Back in 2010, things couldn't have been more different. Google had allegedly been hacked by the Chinese, Google and 20 associated companies to be precise. The goal: gaining access to email accounts from human rights activists and China-critical websites. Google refused and fought back. Today, they'd certainly come to an agreement! I can somewhat understand their motive: As a manager, the knowledge that someone else is making money probably hurts excruciatingly. And reading about the massive profits of Baidu, Tencent QQ and Weibo, how the majority of the Chinese population couldn't care less about data privacy or how the government graciously funds mass face recognition must sound like paradise to Google!

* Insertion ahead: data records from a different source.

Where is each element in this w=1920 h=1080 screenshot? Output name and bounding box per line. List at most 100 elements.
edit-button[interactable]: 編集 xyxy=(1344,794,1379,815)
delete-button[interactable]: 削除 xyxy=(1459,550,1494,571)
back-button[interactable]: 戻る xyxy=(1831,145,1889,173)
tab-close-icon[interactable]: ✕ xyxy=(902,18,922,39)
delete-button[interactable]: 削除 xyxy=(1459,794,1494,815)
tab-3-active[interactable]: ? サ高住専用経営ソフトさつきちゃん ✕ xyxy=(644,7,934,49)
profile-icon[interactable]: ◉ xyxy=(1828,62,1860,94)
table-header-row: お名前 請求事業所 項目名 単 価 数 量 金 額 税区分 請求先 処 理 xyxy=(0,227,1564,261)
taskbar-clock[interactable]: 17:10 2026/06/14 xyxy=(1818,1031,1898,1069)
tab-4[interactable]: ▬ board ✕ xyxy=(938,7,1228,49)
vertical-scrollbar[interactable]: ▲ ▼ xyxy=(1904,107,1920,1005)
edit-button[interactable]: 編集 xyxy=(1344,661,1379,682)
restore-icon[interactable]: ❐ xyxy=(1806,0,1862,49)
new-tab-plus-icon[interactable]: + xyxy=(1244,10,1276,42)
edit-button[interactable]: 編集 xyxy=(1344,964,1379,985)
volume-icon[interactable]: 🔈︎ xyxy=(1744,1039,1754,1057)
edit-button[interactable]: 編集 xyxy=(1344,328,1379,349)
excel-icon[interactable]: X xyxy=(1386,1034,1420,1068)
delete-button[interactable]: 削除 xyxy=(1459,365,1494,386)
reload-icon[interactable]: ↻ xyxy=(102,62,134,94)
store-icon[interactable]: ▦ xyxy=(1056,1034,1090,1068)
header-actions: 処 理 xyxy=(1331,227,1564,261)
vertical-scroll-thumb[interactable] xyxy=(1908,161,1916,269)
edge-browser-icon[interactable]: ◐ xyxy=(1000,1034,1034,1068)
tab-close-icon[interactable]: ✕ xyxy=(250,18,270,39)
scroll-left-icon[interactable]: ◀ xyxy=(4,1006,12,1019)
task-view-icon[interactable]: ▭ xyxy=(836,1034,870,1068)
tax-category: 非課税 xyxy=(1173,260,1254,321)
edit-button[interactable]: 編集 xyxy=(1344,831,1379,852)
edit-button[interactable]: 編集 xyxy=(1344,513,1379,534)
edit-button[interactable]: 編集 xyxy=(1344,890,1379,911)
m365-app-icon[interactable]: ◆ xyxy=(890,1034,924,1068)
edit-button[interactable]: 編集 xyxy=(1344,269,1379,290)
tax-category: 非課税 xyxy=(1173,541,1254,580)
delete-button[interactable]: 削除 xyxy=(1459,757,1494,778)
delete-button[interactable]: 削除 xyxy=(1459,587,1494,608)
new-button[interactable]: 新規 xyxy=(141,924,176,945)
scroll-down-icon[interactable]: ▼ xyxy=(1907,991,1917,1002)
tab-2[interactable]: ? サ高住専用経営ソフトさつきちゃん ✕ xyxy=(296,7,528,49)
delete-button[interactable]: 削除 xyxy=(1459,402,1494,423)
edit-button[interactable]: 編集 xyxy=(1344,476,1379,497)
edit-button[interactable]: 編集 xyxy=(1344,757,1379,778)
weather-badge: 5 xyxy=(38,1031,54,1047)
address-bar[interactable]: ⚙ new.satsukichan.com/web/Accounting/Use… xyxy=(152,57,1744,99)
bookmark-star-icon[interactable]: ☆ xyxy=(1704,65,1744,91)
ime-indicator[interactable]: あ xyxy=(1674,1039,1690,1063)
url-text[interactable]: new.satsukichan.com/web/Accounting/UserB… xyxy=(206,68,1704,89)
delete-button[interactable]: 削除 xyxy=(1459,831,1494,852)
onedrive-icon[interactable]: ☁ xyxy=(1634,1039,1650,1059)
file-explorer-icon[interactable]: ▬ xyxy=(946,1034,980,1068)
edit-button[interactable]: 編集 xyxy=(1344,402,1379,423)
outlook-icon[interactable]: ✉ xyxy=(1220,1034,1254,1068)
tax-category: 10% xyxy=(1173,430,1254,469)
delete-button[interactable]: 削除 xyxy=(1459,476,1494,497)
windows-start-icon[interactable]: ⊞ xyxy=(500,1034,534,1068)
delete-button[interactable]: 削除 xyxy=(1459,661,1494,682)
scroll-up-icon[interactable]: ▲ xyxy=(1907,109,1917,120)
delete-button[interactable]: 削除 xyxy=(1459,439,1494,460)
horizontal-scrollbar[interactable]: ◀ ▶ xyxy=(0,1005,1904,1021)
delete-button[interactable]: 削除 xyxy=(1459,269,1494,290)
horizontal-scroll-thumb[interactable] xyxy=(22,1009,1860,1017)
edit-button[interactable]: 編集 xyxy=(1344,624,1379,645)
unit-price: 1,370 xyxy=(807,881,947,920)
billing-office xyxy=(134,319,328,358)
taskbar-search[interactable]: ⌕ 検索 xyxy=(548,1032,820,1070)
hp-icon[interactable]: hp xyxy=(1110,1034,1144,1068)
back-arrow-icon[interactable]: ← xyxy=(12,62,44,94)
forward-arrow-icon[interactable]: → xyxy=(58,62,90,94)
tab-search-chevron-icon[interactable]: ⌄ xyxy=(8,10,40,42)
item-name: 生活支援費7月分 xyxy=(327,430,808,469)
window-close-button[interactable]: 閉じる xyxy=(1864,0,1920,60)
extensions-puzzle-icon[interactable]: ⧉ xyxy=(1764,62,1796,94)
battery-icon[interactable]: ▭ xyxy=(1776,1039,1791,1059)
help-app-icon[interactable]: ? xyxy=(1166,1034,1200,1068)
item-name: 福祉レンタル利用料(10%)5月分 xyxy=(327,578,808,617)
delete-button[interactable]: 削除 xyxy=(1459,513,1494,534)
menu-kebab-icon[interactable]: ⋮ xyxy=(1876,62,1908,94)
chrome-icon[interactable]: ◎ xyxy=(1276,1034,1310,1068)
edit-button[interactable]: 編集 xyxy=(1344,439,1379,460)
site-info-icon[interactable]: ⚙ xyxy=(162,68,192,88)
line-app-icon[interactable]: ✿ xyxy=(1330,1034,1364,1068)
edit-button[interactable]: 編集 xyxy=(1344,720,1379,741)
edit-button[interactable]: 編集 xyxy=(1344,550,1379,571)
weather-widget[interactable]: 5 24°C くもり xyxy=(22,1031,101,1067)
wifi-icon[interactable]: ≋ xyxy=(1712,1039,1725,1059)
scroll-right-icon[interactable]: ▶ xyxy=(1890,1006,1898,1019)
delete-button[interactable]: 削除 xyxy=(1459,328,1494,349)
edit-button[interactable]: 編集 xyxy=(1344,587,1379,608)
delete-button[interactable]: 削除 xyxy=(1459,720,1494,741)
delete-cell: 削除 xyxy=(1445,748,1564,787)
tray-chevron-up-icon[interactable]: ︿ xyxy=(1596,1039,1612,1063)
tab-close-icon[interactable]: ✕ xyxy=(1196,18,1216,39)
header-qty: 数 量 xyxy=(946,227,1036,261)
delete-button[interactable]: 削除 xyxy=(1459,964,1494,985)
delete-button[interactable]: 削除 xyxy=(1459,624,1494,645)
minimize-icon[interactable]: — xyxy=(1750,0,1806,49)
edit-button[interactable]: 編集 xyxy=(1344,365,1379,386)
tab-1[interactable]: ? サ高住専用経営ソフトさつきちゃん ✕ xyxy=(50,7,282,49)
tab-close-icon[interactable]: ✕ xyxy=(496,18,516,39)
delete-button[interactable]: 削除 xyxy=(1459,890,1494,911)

But it's not going to be that easy. The Cyberspace Administration of China, also responsible for the "Great Firewall of China", doesn't really need Google any more. While China lacked a comparable search engine in 2010, today, they've caught up and are perfectly capable of creating their own search technology. Besides, local search businesses are eager to cooperate with the authorities, making sure the money doesn't leave the country - so what do they need Google for?

Ready to leap over the Great Wall Ready to leap over the Great Wall

We'll likely never find out what exactly Google will offer to regain access to the Chinese market. Still, it might be time to ask ourselves how far they are willing to go in the interest of profit. Back in July, it took fierce debates to make Google executives understand that Google should refrain from further weaponizing AI. Maybe someone on the board had watched "Terminator"? The topic of surveillance was next, ending with Google vowing not to violate "internationally accepted norms". Furthermore, Google won't develop technologies that contravene "principles of international law and human rights". Oh what noble thoughts, it might be time for a Nobel Peace Prize! Maybe they could put out a press release along the lines of "Never fear, we haven't lost all of our senses yet!" every now and then. That would be equally comforting.

Luckily, common sense appears to be more prevalent in the lower ranks. Recent discussions about AI-augmented weapon systems saw over 4600 Google employees sign a petition to cease cooperation with the US military, with 13 outright quitting their jobs. Project Dragonfly now further adds to these tensions with, once again, some workers already having quit while others contacted the media. Nice to know a part of Google still has a conscience! But what if Dragonfly becomes a reality - and a success? Will we see government-approved derivatives of YouTube or Facebook currently unavailable in China? Will international news portals be censored and cut down to conform to whoever is in power at that time? It'll be exciting to see when Google will finally cast all qualms to the wind in pursuit of ever more lucrative business opportunities.

What do you think? How far should you go to cater to 800 million potential customers?